Where the judge who has heard the evidence has based a rational decision on it, the successful party will suffer an injustice if that decision is appealed, let alone set aside, simply because the judge has not included in his judgment adequate reasons for his decision. … If an application for permission to appeal on the ground of lack of reasons is made to the trial judge, the judge should consider whether his judgment is defective for lack of reasons, adjourning for that purpose should he find this necessary. If he concludes that it is, he should set out to remedy the defect by the provision of additional reasons refusing permission to appeal on the basis that he has adopted that course…

 

***

 

Conclusion

 

As stated in the first of this two-part series, arbitrators should be conscious of their duty to render adequately reasoned awards.

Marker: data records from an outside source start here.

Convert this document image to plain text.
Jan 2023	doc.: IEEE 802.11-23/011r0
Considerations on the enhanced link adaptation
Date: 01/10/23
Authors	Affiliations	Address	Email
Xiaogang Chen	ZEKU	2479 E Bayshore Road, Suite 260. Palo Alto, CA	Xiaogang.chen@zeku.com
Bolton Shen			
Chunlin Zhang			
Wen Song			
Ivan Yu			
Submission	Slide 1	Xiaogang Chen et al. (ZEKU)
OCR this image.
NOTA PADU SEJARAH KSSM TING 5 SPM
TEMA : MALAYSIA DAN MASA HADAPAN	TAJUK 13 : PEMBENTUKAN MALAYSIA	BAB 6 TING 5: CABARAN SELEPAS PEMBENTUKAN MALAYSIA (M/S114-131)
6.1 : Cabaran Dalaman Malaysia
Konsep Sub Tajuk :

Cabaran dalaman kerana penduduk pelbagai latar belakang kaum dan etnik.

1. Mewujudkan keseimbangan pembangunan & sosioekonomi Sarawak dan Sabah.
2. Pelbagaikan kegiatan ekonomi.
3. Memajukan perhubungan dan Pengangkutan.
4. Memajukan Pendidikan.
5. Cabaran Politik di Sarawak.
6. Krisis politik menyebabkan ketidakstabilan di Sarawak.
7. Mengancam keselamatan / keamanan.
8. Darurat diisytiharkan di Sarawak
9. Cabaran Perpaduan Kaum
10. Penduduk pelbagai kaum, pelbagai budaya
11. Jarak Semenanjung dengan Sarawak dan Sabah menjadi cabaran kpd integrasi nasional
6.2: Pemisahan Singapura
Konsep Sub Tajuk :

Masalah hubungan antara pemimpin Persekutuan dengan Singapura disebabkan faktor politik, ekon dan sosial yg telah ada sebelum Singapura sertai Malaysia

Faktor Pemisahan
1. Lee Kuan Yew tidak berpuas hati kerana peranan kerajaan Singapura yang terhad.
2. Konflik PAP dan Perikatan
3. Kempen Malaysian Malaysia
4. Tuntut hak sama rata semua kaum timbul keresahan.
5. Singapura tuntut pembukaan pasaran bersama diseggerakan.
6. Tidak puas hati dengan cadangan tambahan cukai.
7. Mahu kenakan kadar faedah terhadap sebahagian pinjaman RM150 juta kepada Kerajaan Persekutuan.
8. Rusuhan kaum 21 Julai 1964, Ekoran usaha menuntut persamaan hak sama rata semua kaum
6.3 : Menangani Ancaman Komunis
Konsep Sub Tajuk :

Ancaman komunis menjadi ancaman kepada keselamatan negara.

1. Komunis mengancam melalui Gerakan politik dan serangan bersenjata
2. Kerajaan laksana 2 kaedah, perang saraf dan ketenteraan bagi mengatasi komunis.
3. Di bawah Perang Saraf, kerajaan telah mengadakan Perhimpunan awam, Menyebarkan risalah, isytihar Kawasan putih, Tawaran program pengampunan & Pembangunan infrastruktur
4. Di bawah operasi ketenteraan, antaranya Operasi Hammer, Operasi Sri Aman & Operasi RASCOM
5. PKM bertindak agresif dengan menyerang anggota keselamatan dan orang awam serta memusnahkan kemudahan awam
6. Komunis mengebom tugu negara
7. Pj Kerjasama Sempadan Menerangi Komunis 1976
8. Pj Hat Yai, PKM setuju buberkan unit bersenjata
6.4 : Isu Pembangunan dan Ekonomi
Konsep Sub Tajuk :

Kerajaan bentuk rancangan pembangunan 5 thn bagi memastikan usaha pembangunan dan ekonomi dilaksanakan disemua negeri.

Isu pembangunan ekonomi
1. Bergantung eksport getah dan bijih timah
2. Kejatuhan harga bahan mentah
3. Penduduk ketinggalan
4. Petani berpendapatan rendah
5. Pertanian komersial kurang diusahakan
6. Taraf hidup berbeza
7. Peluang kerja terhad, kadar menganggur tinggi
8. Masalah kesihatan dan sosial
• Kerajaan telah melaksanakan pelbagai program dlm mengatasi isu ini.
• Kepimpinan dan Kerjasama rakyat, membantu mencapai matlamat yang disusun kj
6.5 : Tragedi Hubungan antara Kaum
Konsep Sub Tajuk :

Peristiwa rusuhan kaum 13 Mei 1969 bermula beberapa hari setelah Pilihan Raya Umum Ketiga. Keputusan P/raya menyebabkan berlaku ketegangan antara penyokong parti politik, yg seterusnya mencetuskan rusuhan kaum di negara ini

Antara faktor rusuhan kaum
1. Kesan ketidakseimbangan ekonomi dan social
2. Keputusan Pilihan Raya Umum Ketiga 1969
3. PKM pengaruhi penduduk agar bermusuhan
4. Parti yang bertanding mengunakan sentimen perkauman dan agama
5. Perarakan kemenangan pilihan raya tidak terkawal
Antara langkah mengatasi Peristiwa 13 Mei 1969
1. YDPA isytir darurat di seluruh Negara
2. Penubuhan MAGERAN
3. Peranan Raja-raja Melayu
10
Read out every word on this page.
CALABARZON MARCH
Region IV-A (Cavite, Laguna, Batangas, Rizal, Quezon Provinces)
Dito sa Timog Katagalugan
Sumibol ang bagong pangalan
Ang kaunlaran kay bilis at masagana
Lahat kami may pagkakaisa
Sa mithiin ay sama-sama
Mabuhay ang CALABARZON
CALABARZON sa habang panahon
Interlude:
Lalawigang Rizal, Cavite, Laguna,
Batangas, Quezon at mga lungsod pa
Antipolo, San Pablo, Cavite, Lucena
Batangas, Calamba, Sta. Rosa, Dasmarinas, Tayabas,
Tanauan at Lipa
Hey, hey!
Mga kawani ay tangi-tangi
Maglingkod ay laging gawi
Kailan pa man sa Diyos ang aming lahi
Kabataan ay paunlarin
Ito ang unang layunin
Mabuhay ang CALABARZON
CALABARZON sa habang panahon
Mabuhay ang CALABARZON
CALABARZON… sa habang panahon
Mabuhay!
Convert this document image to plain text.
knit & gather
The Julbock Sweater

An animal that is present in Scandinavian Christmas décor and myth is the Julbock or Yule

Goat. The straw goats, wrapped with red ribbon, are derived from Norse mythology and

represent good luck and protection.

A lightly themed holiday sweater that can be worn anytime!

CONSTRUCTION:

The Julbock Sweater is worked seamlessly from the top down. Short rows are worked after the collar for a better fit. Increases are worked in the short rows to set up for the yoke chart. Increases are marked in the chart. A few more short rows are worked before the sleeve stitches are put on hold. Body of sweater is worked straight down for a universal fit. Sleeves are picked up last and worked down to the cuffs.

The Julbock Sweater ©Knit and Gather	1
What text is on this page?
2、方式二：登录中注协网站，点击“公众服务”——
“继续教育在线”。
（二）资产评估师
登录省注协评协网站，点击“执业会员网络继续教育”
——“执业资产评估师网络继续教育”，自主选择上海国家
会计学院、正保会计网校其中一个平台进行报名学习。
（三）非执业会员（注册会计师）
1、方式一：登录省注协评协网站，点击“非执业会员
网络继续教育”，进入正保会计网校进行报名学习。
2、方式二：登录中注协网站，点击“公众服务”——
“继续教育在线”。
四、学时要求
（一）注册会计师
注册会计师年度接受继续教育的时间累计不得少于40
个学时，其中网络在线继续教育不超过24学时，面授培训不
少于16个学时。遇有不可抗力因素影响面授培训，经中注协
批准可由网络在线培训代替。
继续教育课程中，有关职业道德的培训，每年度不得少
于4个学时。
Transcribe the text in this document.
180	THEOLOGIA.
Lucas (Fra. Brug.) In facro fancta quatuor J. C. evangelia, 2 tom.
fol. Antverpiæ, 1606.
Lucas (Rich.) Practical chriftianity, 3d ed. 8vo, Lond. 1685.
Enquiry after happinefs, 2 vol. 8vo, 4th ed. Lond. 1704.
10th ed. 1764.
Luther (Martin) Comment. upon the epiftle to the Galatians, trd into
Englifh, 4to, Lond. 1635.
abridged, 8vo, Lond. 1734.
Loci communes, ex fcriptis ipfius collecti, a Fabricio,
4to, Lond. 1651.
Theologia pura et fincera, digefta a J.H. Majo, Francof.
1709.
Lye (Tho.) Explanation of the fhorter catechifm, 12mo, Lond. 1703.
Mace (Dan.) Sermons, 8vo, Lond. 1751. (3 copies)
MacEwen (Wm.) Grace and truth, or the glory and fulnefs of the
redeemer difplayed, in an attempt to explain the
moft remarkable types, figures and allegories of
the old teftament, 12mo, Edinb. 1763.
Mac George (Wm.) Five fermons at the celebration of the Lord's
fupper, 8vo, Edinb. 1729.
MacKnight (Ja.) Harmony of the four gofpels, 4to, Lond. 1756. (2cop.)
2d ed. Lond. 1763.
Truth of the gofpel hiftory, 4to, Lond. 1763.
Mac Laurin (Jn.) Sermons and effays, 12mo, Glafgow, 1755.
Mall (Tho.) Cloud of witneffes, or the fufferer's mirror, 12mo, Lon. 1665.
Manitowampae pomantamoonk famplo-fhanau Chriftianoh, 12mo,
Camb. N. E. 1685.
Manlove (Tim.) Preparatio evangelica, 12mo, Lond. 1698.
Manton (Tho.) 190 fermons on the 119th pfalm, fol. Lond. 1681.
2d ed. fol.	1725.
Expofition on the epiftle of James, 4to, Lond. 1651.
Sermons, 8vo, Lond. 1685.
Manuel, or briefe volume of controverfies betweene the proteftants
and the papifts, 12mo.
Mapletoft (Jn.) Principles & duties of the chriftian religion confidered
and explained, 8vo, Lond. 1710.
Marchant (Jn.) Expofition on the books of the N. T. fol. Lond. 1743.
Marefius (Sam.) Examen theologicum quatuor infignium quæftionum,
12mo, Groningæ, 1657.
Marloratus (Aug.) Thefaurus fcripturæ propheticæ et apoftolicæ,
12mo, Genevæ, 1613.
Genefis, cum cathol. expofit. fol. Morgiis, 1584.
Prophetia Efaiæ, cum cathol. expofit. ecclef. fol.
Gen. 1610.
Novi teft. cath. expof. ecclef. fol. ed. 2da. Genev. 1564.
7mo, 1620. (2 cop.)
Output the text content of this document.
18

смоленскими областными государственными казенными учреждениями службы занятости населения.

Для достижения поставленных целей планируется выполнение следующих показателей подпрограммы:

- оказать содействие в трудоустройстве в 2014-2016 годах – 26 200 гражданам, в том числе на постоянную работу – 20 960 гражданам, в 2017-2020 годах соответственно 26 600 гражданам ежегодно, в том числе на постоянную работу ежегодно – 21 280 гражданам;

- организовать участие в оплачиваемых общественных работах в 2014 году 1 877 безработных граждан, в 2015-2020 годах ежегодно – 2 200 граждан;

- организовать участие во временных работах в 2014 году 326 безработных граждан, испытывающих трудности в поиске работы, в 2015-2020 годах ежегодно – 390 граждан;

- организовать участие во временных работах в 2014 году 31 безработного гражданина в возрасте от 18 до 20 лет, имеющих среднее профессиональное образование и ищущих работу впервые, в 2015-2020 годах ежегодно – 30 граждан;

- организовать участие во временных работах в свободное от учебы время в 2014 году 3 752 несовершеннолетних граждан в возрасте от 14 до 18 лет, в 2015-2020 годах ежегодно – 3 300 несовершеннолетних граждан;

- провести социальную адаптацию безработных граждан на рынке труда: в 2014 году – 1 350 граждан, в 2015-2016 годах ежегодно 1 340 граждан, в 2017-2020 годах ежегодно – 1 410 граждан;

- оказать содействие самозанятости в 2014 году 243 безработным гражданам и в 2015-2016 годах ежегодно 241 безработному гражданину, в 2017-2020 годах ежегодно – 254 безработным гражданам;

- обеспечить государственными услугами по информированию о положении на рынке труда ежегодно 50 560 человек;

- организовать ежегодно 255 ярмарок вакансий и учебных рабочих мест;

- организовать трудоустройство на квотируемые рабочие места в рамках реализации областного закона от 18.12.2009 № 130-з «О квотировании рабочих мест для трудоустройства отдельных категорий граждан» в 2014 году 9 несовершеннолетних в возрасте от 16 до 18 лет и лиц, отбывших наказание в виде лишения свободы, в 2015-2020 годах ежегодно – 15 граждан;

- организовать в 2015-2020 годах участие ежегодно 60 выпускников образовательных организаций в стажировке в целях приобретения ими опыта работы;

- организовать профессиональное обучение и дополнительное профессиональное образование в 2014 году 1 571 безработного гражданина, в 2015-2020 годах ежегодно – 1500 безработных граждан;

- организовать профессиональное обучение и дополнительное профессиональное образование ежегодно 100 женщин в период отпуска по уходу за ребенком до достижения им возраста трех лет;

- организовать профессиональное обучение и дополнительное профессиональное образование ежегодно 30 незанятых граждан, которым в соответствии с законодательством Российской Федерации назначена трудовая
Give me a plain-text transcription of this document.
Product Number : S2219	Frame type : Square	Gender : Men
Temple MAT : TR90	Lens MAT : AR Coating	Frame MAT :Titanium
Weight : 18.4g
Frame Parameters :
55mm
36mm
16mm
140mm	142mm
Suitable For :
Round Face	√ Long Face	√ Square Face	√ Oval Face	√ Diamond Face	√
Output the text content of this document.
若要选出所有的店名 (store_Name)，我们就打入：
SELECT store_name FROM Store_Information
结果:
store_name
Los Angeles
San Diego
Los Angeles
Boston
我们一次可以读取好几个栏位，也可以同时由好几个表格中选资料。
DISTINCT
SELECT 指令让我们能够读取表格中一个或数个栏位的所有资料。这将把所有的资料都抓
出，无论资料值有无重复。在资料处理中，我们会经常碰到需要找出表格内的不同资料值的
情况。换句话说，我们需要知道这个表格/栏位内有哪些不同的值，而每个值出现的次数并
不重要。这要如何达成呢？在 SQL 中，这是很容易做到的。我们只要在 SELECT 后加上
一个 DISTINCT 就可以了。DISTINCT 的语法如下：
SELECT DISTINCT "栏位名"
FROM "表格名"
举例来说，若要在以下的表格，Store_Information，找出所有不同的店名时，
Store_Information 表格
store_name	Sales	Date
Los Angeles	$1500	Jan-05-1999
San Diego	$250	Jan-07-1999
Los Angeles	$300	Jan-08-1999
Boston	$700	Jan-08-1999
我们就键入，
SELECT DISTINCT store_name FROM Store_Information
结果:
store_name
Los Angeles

They should not regard the appointment of experts as exculpatory of the arbitrator’s duty, and, in giving reasons, should go beyond mere regurgitation of evidence / submissions.

 

Ultimately, arbitrators can expect the analysis set out in their awards – and in particular, any lack thereof – to be closely scrutinised by the parties, and potentially, the courts. The courts can, and will in the appropriate circumstance, remit awards back to arbitrators, to provide supplemental reasons for their decisions within a stipulated timeframe.

 

On the other hand, parties should be made aware that if they are unsuccessful in an arbitration, they should carefully scrutinise not only the arbitral procedure, but also the tribunal’s reasoning in its award. They should also properly consider the remedies that may be available – and in particular, whether they can request the remittance of the award back to the arbitral tribunal.